In yet another practice, companies entice physicians to invest in suspect “joint ventures” with compounding pharmacies or clinical labs with assurances that the investment is safe because it complies with a Medicare safe harbor or carves out referrals of business paid by Medicare or other governmental health benefit plan. The physicians then are encouraged to refer work to the new ventures with promises of significant returns.
These situations are alluring to physicians. Thousands of dollars in referral fees for minimal effort can be all the incentive any business needs. Yet, the risks are enormous, especially as news media and federal investigators continue to dig deeper into such deals.
Other areas of concern include prescription fraud, with a focus on drug diversion, substitution of generics for name brands, pill short counting, and non-filled prescriptions or filling prescriptions without a refill and then billing Medicaid or other third party payers. Regulators pursue recovery of overpayments; HIPAA enforcement, including data security, integrity of electronic health records and privacy; and how funds spent on the Medicare and Medicaid DHR incentive programs are being used by fund recipients.
And of course, the government continues to pursue recovery of misappropriated, stolen or misspent money. The Health Care Fraud and Abuse Control program has not only recovered millions of dollars, it has successfully prosecuted participants. Agencies encourage and reward whistleblowers to provide knowledge or evidence of wrong-doing.
Running afoul of the law is expensive to defend. For hospitals, pharmaceutical companies, medical device manufacturers and physician practice groups remaining compliant is critical. Vigilance in staff training, and risk assessments to avoid even innocent errors is vital as is hiring experienced legal counsel to address causes or identify areas of future vulnerability.

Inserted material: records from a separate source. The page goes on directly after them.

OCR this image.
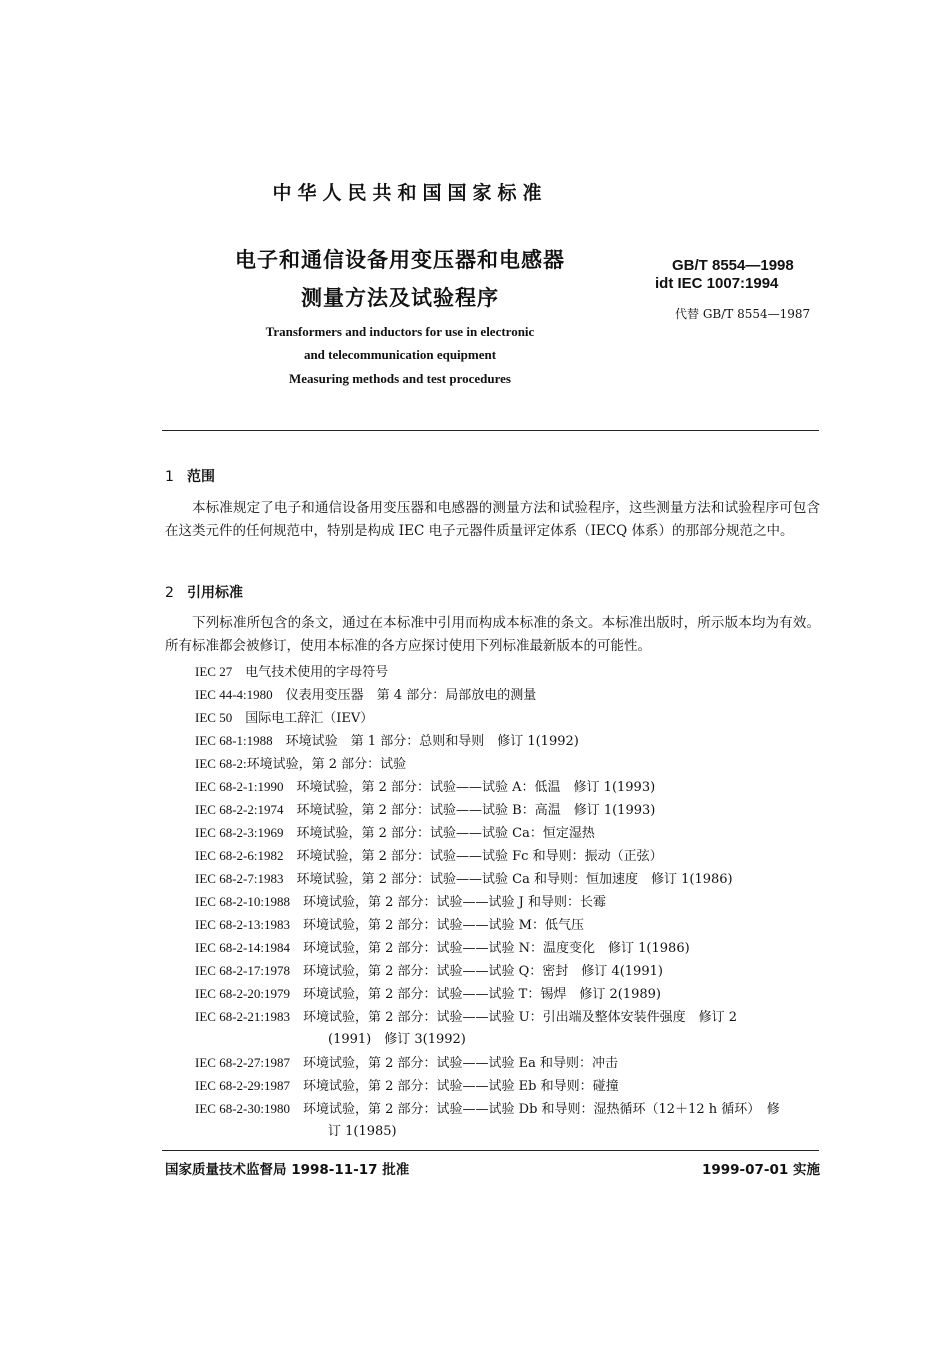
中华人民共和国国家标准
电子和通信设备用变压器和电感器
测量方法及试验程序
GB/T 8554—1998
idt IEC 1007:1994
代替 GB/T 8554—1987
Transformers and inductors for use in electronic
and telecommunication equipment
Measuring methods and test procedures
1 范围
本标准规定了电子和通信设备用变压器和电感器的测量方法和试验程序，这些测量方法和试验程序可包含在这类元件的任何规范中，特别是构成 IEC 电子元器件质量评定体系（IECQ 体系）的那部分规范之中。
2 引用标准
下列标准所包含的条文，通过在本标准中引用而构成本标准的条文。本标准出版时，所示版本均为有效。所有标准都会被修订，使用本标准的各方应探讨使用下列标准最新版本的可能性。
IEC 27　 电气技术使用的字母符号
IEC 44-4:1980　 仪表用变压器　第 4 部分：局部放电的测量
IEC 50　 国际电工辞汇（IEV）
IEC 68-1:1988　 环境试验　第 1 部分：总则和导则　修订 1(1992)
IEC 68-2:环境试验，第 2 部分：试验
IEC 68-2-1:1990　 环境试验，第 2 部分：试验——试验 A：低温　修订 1(1993)
IEC 68-2-2:1974　 环境试验，第 2 部分：试验——试验 B：高温　修订 1(1993)
IEC 68-2-3:1969　 环境试验，第 2 部分：试验——试验 Ca：恒定湿热
IEC 68-2-6:1982　 环境试验，第 2 部分：试验——试验 Fc 和导则：振动（正弦）
IEC 68-2-7:1983　 环境试验，第 2 部分：试验——试验 Ca 和导则：恒加速度　修订 1(1986)
IEC 68-2-10:1988　 环境试验，第 2 部分：试验——试验 J 和导则：长霉
IEC 68-2-13:1983　 环境试验，第 2 部分：试验——试验 M：低气压
IEC 68-2-14:1984　 环境试验，第 2 部分：试验——试验 N：温度变化　修订 1(1986)
IEC 68-2-17:1978　 环境试验，第 2 部分：试验——试验 Q：密封　修订 4(1991)
IEC 68-2-20:1979　 环境试验，第 2 部分：试验——试验 T：锡焊　修订 2(1989)
IEC 68-2-21:1983　 环境试验，第 2 部分：试验——试验 U：引出端及整体安装件强度　修订 2
(1991)　修订 3(1992)
IEC 68-2-27:1987　 环境试验，第 2 部分：试验——试验 Ea 和导则：冲击
IEC 68-2-29:1987　 环境试验，第 2 部分：试验——试验 Eb 和导则：碰撞
IEC 68-2-30:1980　 环境试验，第 2 部分：试验——试验 Db 和导则：湿热循环（12＋12 h 循环）　修
订 1(1985)
国家质量技术监督局 1998-11-17 批准	1999-07-01 实施
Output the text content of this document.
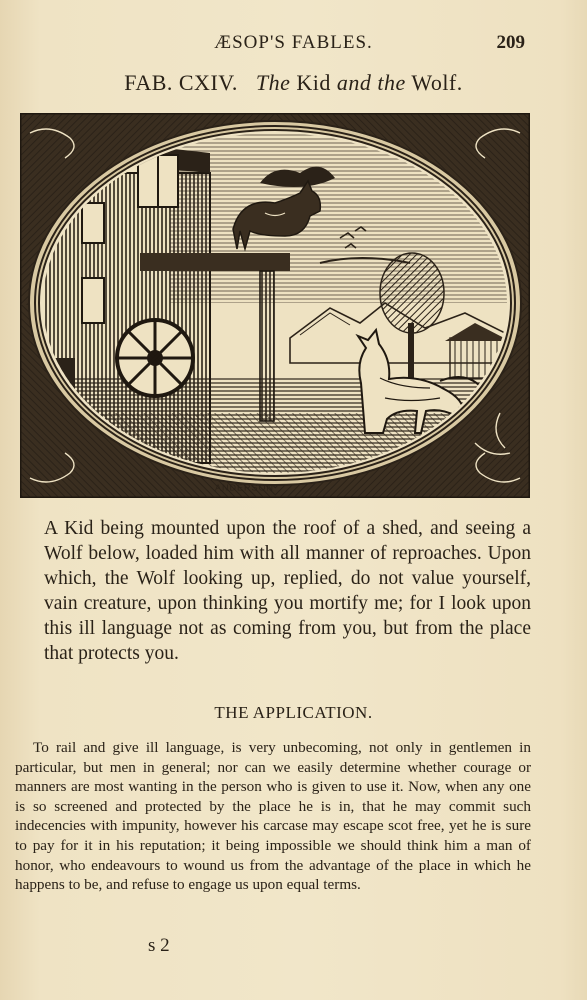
ÆSOP'S FABLES.	209
FAB. CXIV. The Kid and the Wolf.
ANDERSON

A Kid being mounted upon the roof of a shed, and seeing a Wolf below, loaded him with all manner of reproaches. Upon which, the Wolf looking up, replied, do not value yourself, vain creature, upon thinking you mortify me; for I look upon this ill language not as coming from you, but from the place that protects you.

THE APPLICATION.

To rail and give ill language, is very unbecoming, not only in gentlemen in particular, but men in general; nor can we easily determine whether courage or manners are most wanting in the person who is given to use it. Now, when any one is so screened and protected by the place he is in, that he may commit such indecencies with impunity, however his carcase may escape scot free, yet he is sure to pay for it in his reputation; it being impossible we should think him a man of honor, who endeavours to wound us from the advantage of the place in which he happens to be, and refuse to engage us upon equal terms.

s 2
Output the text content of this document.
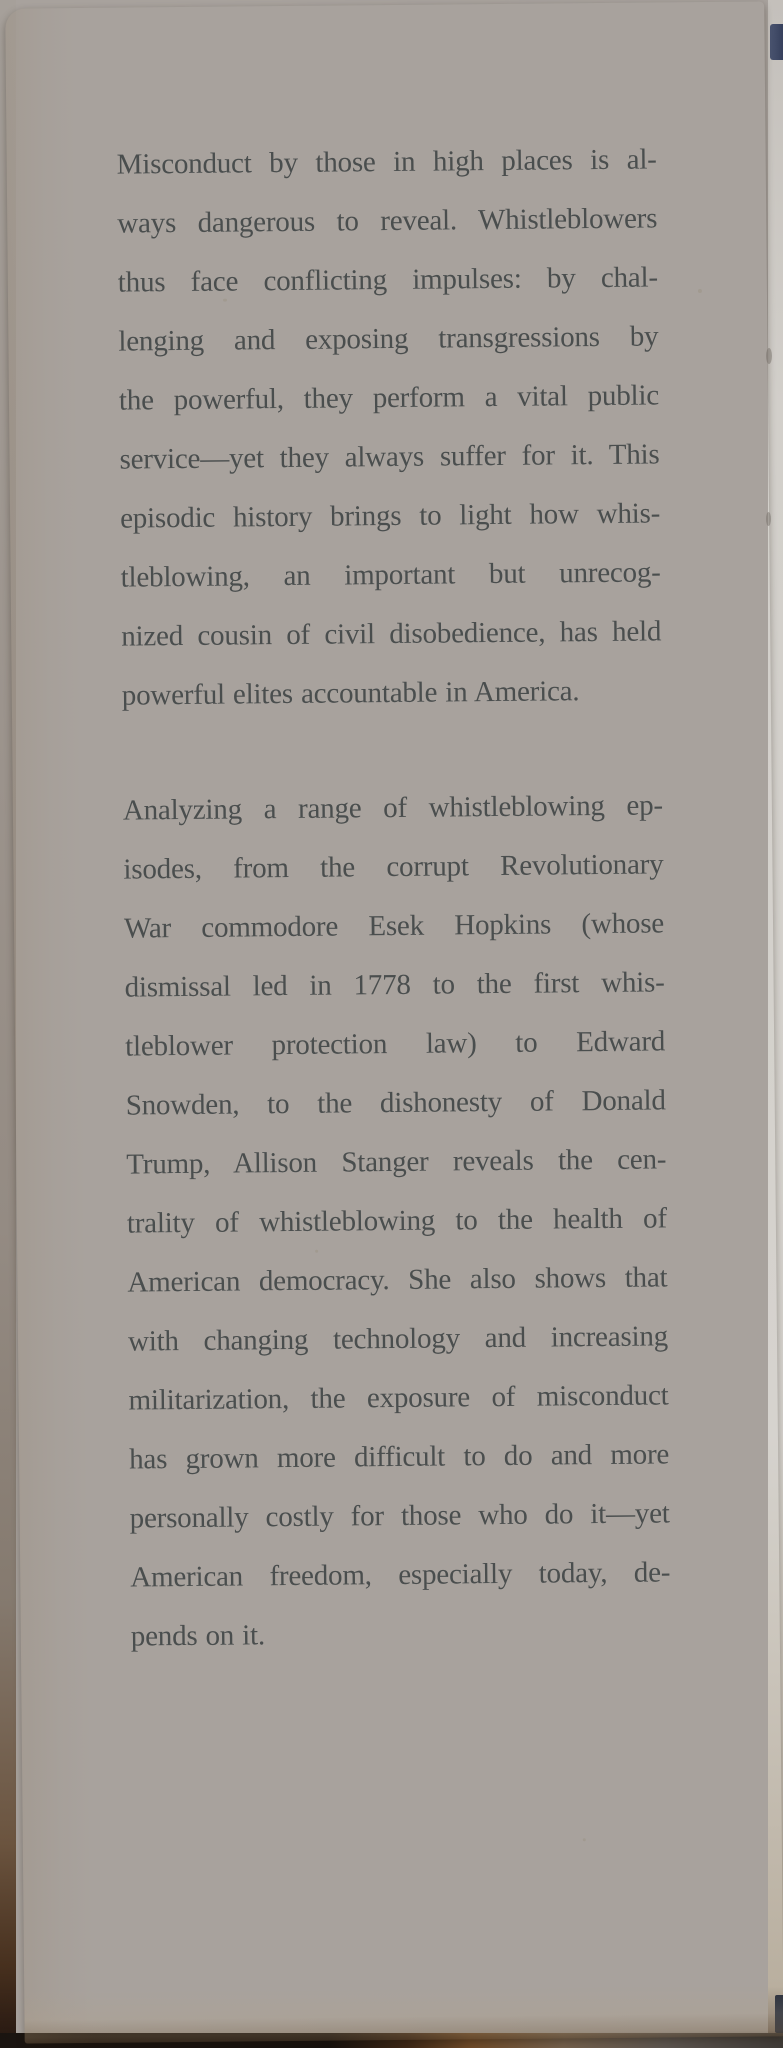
Misconduct by those in high places is al-
ways dangerous to reveal. Whistleblowers
thus face conflicting impulses: by chal-
lenging and exposing transgressions by
the powerful, they perform a vital public
service—yet they always suffer for it. This
episodic history brings to light how whis-
tleblowing, an important but unrecog-
nized cousin of civil disobedience, has held
powerful elites accountable in America.
Analyzing a range of whistleblowing ep-
isodes, from the corrupt Revolutionary
War commodore Esek Hopkins (whose
dismissal led in 1778 to the first whis-
tleblower protection law) to Edward
Snowden, to the dishonesty of Donald
Trump, Allison Stanger reveals the cen-
trality of whistleblowing to the health of
American democracy. She also shows that
with changing technology and increasing
militarization, the exposure of misconduct
has grown more difficult to do and more
personally costly for those who do it—yet
American freedom, especially today, de-
pends on it.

The prevalence of fraud, combined with the strong returns from prosecuting offenders, mean the opportunity and incentive for targeting of fraud will encourage the government to continue and even enhance its enforcement efforts.
Lee F. Lasris is a board certified health law attorney and a founding partner of the Florida Health Law Center. Mr. Lasris has served as counsel to numerous health-care providers, including physician practices, diagnostic imaging providers, managed care organizations, hospitals, physical therapy providers, value added provider networks, home health agencies, management companies and other health-care related entities.